The problem with many of the loans of this type is a prepayment penalty that cancels out the 7.75% rate you had for the first 2 years. Your loan may or may not have this.

Also the 6.25% margin sounds suspiciously to me like subprime. Regular adjustable rate mortgage loans (ARM's) have margins around 2.50 to 3.00%.
 
Are you in an interest only mortgage? Your broker said that your monthly payment could go up even if you found a rate that was lower because of the way your loan was structured.
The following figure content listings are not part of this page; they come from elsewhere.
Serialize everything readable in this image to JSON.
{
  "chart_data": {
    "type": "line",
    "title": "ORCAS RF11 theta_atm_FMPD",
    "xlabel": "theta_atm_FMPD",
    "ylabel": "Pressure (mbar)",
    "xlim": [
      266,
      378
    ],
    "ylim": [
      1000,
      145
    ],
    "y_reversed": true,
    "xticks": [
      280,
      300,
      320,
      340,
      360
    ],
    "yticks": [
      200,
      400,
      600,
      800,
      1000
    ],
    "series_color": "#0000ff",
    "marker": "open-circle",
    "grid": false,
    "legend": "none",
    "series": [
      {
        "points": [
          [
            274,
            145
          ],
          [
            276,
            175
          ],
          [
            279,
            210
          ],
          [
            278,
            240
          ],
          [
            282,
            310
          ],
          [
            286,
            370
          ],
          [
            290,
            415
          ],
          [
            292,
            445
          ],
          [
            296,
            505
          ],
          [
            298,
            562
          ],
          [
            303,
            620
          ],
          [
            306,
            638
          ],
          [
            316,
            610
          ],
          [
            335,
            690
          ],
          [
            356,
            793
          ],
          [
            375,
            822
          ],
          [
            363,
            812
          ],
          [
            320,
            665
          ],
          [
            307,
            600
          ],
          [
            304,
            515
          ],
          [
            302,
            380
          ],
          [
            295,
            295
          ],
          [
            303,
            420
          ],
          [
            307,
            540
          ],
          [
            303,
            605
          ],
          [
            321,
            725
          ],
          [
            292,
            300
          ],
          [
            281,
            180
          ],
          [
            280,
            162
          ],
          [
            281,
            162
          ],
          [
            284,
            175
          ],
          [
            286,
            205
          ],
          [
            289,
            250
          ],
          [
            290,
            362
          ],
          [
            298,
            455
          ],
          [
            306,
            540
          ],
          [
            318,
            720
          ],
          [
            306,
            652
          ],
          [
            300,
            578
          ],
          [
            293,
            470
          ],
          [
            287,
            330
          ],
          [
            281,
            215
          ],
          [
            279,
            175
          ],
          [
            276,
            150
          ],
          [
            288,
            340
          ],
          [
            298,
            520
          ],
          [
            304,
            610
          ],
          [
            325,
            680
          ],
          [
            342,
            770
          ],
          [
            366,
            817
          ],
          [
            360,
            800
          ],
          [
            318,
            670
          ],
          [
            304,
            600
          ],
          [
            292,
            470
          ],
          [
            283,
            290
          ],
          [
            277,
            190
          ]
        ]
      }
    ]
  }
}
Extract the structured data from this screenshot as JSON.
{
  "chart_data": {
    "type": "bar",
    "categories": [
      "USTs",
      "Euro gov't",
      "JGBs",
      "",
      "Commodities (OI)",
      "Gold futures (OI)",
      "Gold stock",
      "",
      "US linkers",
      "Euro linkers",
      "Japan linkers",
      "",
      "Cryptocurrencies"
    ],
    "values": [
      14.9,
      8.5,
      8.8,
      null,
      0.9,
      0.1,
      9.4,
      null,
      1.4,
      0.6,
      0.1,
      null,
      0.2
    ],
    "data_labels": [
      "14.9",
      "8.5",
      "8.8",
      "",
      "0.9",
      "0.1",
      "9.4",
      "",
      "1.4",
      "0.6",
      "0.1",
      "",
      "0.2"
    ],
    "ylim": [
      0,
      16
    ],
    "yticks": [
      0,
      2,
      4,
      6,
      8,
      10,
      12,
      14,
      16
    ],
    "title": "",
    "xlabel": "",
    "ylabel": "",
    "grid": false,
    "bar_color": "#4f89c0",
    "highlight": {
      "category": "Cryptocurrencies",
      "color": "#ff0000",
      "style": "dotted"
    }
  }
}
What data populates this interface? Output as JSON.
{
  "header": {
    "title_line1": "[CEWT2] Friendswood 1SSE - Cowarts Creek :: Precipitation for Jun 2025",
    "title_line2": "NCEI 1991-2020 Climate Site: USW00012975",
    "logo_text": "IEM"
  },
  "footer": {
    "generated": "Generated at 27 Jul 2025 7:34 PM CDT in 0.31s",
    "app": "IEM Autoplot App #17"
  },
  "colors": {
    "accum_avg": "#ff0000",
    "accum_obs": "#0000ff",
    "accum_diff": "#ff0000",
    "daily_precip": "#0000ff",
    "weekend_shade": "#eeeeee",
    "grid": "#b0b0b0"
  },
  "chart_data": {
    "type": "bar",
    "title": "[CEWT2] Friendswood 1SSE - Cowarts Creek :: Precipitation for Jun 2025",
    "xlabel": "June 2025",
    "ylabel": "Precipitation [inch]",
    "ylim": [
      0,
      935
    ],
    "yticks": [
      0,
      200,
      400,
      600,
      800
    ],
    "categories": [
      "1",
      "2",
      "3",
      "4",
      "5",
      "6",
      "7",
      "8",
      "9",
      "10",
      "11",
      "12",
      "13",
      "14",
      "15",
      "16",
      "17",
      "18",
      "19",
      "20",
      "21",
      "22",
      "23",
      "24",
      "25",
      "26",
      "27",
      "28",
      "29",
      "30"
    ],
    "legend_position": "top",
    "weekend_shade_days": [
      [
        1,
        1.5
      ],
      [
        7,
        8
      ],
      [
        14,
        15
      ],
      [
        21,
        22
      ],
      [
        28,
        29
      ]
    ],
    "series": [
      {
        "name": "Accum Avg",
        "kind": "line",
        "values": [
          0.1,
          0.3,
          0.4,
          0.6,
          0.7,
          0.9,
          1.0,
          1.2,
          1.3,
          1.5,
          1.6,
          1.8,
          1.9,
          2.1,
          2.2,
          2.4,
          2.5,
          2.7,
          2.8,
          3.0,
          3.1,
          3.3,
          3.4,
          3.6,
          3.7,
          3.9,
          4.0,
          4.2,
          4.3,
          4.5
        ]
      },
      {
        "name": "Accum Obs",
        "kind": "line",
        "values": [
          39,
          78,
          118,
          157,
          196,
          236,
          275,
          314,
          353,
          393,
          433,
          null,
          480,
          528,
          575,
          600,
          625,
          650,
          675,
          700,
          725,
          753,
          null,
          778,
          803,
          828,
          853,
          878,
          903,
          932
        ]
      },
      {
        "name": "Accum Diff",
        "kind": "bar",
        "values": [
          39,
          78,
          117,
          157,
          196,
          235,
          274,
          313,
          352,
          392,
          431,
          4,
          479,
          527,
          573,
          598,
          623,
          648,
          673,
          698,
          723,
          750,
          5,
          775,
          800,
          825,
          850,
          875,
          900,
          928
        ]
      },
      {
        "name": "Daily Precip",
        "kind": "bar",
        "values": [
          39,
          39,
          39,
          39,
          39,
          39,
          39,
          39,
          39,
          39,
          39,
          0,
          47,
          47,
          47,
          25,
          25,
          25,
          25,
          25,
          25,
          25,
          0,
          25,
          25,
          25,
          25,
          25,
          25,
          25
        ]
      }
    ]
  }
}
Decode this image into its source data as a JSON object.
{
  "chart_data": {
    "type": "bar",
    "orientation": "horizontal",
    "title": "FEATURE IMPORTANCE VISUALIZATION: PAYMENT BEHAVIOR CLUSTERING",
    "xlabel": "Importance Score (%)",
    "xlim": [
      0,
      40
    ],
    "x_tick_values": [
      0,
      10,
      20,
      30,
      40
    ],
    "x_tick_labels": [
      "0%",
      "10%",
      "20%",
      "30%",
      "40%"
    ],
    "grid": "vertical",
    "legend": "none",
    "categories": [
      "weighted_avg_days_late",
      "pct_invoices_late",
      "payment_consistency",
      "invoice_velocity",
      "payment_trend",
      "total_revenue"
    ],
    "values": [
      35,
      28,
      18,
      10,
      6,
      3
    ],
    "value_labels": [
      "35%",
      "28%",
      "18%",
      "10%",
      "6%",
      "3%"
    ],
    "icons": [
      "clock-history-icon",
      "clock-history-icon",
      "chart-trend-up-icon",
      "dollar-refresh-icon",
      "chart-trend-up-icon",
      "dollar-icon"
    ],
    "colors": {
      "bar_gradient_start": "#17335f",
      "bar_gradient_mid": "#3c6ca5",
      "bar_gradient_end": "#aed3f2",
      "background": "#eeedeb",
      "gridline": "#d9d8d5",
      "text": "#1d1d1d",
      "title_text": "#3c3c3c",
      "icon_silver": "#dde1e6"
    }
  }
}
That sounds like you may have an interest only mortgage where you are only paying the interest due on the loan and not the principle for the period of the initial rate. That means if you refi into a "traditional" mortgage you could pay more even if you have a lower rate because you will be paying towards principle as well. It also means that when your rate adjusts with your current mortgage you may see a much bigger than expected monthly payment because you will not only be paying the increase in interest, but you will have to start paying principle as well -- and that principle will be amortized over the remaining life of the loan not the original loan period.
 
You've already gotten some excellent advice...I just wanted to add that the 'credit score' you got from your credit card may not be your actual FICO score. It's probably their own internal score and your actual could be +- 100 points. You can purchase your actual score from myfico...and you can get a free copy of each of your credit reports from annualcreditreport.com. I'd suggest at least seeing your own reports...confirm that there is nothing currently delinquent, no outstanding collections, etc. There are often errors on credit reports!
 
I would make 100% sure there's not prepayment penalty, then I would go elsewhere. That is a really nasty adjustable b/c it can never go down, has a really high margin and adjusts so frequently. We have an adjustable that we will refinance this year, but it went down so drastically two or three years ago that we're not yet back to our original rate!